Las denuncias sobre la conducta de Weinstein impulsaron un repudio general en contra del acoso sexual y, subsecuentemente, la campaña #MeToo, la cual alentaba a compartir historias de acoso sexual. El tsunami del #MeToo alcanzó a Kevin Spacey. El 30 de octubre de 2017, el actor Anthony Rapp declaró que había sido acosado sexualmente por él cuando tenía 14 años. Varias denuncias siguieron. Días más tarde, el actor estadounidense dijo no recordar la agresión a Rapp, sin embargo, aceptó tener problemas e ingresó a un tratamiento, pero esto no fue suficiente. Netflix anunció que cancelaba todos sus proyectos y compromisos con Spacey, incluyendo la famosa serie House of Cards. Ridley Scott reemplazó su participación en la película All the Money in the World con el actor Christopher Plummer.

 

 

Denunciar el acoso sexual es difícil y más aún si el denunciado es una persona poderosa. La víctima es juzgada por su manera de vestir, beber o comportarse. Sus alegatos son cuestionados y son sometidos a un escrutinio público. Por ello debemos reconocer el valor de los denunciantes y el efecto positivo que han tenido sus denuncias. Sus palabras se transforman en la piedra lanzada con maestría desde la honda de David para derribar al gigante Goliat y han dado el valor que necesitaban a muchas otras mujeres y hombres para narrar sus propias historias.

A poco más de un año del nacimiento del movimiento #MeToo, se ha logrado revertir la creencia de que existen “intocables” y se ha puesto un foco sobre este doloroso tema de la agresión sexual en todo el mundo, una reflexión necesaria. A pesar de estas victorias, todavía falta mucho camino por andar. Las agresiones sexuales van en aumento. De acuerdo con el Sistema Nacional de Seguridad Pública, en los últimos tres años los feminicidios registraron un incremento de 72 por ciento en nuestro país. La Organización Mundial de la Salud, utilizando datos de poco más de 80 países, observó que en el planeta una de cada tres mujeres (35%) había sido objeto de violencia sexual.

 

 

Más allá de las duras críticas de hombres y mujeres en todo el mundo, dicho movimiento también ha sido obligado a mirar hacia los abusos perpetrados por mujeres.
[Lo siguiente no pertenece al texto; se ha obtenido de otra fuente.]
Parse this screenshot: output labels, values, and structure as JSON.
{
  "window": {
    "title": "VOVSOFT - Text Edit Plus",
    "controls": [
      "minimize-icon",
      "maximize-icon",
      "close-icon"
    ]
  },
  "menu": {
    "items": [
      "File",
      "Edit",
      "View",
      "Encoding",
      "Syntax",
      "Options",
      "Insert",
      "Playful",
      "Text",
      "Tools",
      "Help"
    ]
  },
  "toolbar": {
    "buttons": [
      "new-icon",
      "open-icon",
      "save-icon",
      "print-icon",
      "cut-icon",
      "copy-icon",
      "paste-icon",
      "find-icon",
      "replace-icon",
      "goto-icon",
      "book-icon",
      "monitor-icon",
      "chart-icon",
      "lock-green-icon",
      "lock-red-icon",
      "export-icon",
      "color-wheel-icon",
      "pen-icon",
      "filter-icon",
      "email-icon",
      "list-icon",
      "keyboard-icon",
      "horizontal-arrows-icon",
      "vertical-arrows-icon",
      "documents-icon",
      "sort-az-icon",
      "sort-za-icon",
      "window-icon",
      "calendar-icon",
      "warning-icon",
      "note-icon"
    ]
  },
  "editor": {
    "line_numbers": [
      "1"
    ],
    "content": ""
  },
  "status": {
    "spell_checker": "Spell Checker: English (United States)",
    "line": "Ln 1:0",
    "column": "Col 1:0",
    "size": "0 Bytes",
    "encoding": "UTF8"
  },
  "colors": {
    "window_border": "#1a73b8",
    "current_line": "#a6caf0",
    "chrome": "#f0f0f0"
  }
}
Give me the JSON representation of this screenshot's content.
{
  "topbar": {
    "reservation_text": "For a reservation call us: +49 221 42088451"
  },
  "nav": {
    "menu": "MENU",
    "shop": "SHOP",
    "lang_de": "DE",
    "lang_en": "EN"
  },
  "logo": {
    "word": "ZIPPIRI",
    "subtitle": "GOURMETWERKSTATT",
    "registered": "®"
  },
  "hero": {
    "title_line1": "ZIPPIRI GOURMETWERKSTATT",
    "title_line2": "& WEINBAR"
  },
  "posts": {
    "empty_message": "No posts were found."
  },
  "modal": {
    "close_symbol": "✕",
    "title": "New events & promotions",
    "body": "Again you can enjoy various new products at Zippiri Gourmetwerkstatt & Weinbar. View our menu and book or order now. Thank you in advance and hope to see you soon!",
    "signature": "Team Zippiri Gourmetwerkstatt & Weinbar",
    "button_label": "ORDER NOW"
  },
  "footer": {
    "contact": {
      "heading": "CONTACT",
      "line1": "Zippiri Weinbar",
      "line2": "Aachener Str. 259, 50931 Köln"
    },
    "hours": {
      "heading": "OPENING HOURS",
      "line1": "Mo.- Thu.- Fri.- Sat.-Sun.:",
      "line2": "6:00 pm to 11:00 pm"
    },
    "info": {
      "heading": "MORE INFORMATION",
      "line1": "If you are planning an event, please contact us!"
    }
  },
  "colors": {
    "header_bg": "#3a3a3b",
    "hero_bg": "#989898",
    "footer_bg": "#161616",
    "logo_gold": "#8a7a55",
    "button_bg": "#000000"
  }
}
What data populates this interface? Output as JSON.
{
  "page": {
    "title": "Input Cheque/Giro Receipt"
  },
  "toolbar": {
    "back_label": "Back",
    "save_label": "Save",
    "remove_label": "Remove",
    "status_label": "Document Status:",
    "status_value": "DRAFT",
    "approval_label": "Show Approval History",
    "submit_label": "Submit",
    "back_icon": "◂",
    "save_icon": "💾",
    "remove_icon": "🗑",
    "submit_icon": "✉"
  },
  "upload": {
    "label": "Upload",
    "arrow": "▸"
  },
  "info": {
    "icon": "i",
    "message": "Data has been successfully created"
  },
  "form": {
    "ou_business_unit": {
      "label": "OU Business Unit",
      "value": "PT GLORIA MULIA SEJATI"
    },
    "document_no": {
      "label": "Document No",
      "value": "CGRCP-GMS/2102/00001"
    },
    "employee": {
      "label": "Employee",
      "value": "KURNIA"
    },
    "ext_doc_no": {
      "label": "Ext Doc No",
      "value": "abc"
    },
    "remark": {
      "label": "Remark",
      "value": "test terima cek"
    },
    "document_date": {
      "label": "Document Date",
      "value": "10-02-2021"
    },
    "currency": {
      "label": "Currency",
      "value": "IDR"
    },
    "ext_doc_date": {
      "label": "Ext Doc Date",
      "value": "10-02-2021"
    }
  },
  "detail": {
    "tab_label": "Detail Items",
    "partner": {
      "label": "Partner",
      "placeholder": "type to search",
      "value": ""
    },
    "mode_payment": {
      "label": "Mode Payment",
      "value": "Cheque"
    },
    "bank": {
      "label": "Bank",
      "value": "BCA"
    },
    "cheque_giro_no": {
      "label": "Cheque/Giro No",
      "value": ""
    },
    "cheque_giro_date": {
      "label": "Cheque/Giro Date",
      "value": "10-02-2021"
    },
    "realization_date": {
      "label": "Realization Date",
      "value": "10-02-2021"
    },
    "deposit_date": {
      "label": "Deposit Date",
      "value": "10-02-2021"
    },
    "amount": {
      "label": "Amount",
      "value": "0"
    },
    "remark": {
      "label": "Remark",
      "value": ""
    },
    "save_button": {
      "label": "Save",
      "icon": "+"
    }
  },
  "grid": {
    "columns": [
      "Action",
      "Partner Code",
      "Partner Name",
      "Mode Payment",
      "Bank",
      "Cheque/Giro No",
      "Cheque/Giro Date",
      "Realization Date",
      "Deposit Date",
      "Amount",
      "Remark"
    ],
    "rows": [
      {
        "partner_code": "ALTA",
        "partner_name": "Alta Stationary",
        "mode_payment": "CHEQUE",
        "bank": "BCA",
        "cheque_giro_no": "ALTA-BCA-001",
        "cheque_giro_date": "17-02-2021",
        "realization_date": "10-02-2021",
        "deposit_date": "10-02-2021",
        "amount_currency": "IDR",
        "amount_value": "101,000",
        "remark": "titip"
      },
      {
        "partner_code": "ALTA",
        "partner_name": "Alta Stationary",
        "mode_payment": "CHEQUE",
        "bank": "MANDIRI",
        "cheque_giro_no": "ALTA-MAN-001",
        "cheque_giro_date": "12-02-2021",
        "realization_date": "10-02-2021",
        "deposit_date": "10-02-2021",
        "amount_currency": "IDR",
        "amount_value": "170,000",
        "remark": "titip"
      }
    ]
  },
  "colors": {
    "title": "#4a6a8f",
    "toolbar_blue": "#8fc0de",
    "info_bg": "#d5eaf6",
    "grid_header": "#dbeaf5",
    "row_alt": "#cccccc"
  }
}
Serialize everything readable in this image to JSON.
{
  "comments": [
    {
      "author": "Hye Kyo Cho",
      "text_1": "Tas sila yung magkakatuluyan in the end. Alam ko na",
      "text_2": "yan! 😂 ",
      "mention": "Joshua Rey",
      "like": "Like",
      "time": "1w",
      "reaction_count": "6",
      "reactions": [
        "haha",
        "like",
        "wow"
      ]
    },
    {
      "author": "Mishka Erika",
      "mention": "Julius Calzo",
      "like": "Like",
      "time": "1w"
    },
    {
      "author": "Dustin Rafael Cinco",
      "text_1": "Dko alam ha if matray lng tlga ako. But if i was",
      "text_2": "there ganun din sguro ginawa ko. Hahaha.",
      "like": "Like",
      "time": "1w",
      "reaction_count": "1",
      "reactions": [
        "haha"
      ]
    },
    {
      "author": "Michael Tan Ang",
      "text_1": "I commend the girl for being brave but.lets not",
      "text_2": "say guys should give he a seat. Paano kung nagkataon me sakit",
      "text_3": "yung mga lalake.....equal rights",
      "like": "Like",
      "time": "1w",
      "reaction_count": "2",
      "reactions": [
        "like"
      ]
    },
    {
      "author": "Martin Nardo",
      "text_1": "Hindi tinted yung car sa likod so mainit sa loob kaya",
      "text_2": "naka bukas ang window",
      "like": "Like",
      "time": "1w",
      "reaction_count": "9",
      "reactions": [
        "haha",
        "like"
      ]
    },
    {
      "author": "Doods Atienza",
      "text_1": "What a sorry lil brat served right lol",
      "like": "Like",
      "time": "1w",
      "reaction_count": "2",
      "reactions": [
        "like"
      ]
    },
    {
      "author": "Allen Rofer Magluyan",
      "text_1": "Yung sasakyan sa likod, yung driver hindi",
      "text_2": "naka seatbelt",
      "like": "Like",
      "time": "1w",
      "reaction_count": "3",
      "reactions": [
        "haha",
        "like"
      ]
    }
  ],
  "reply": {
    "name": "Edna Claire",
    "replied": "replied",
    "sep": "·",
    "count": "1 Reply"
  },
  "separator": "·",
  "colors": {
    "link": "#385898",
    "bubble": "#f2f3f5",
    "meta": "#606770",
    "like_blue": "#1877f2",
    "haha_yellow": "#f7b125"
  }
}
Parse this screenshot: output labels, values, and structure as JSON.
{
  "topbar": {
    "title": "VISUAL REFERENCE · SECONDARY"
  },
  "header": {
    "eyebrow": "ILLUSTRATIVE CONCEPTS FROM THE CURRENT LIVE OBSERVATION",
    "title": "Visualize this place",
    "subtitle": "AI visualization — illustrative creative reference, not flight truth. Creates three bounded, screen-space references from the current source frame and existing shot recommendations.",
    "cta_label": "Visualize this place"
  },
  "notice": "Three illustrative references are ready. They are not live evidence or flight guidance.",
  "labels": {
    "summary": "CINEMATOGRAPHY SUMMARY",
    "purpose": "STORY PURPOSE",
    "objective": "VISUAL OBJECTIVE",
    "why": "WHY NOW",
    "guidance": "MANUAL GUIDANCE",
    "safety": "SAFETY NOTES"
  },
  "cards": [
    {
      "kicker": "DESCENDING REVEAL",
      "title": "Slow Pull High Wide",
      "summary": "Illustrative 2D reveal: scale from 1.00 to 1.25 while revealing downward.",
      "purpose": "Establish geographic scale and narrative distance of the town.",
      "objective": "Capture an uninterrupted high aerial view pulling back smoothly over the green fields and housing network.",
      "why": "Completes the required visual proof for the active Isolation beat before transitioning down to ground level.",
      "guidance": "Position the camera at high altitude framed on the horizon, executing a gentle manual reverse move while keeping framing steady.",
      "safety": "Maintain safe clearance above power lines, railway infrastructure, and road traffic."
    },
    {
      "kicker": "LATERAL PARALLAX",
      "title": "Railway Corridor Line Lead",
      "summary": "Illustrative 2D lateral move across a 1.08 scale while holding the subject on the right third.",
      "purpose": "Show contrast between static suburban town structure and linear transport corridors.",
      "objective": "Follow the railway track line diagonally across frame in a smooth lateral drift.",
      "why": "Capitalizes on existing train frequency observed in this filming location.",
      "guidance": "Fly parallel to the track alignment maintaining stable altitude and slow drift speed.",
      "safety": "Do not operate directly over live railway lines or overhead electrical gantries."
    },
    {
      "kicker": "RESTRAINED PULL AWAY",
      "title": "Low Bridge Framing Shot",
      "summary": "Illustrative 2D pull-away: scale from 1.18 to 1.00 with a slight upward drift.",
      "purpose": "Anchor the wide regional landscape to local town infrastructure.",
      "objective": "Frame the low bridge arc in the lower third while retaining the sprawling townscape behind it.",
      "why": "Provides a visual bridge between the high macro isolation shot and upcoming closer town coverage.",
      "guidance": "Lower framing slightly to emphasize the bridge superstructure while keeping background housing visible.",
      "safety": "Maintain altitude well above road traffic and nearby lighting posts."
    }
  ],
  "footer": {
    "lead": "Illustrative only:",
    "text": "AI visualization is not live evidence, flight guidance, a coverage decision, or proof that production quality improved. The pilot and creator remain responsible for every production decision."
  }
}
La reconocida feminista y filósofa estadounidense Avital Ronell, catedrática de la Universidad de Nueva York (NYU), fue acusada en agosto pasado de acoso sexual y abuso por su alumno Nimrod Reitman. Después de una investigación, la universidad la encontró responsable y fue suspendida durante un año de dicha institución. Por su lado, la actriz Asia Argento, una de las líderes del movimiento #MeToo, fue acusada de agredir sexualmente al actor y músico Jimmy Bennet, cuando él era todavía menor en 2013.

La activista Tarana Burke, fundadora de #MeToo, da en la clave al recordar que el abuso sexual no se trata de personas, sino de poder. Recalca que el movimiento es para todos, incluyendo los hombres valientes que se atreven a llevar a cabo una denuncia. “La violencia sexual –escribe Burke en su cuenta de Twitter– es sobre poder y privilegio. Eso no cambia si el agresor es tu actriz predilecta, activista o profesor de cualquier género”.

El valor de hombres y mujeres cuando realizan una denuncia inspiran a otros a pensar que las cosas pueden cambiar por difíciles que parezcan. El valor de la palabra y la denuncia son la honda con la que David pudo derribar al gigante Goliat.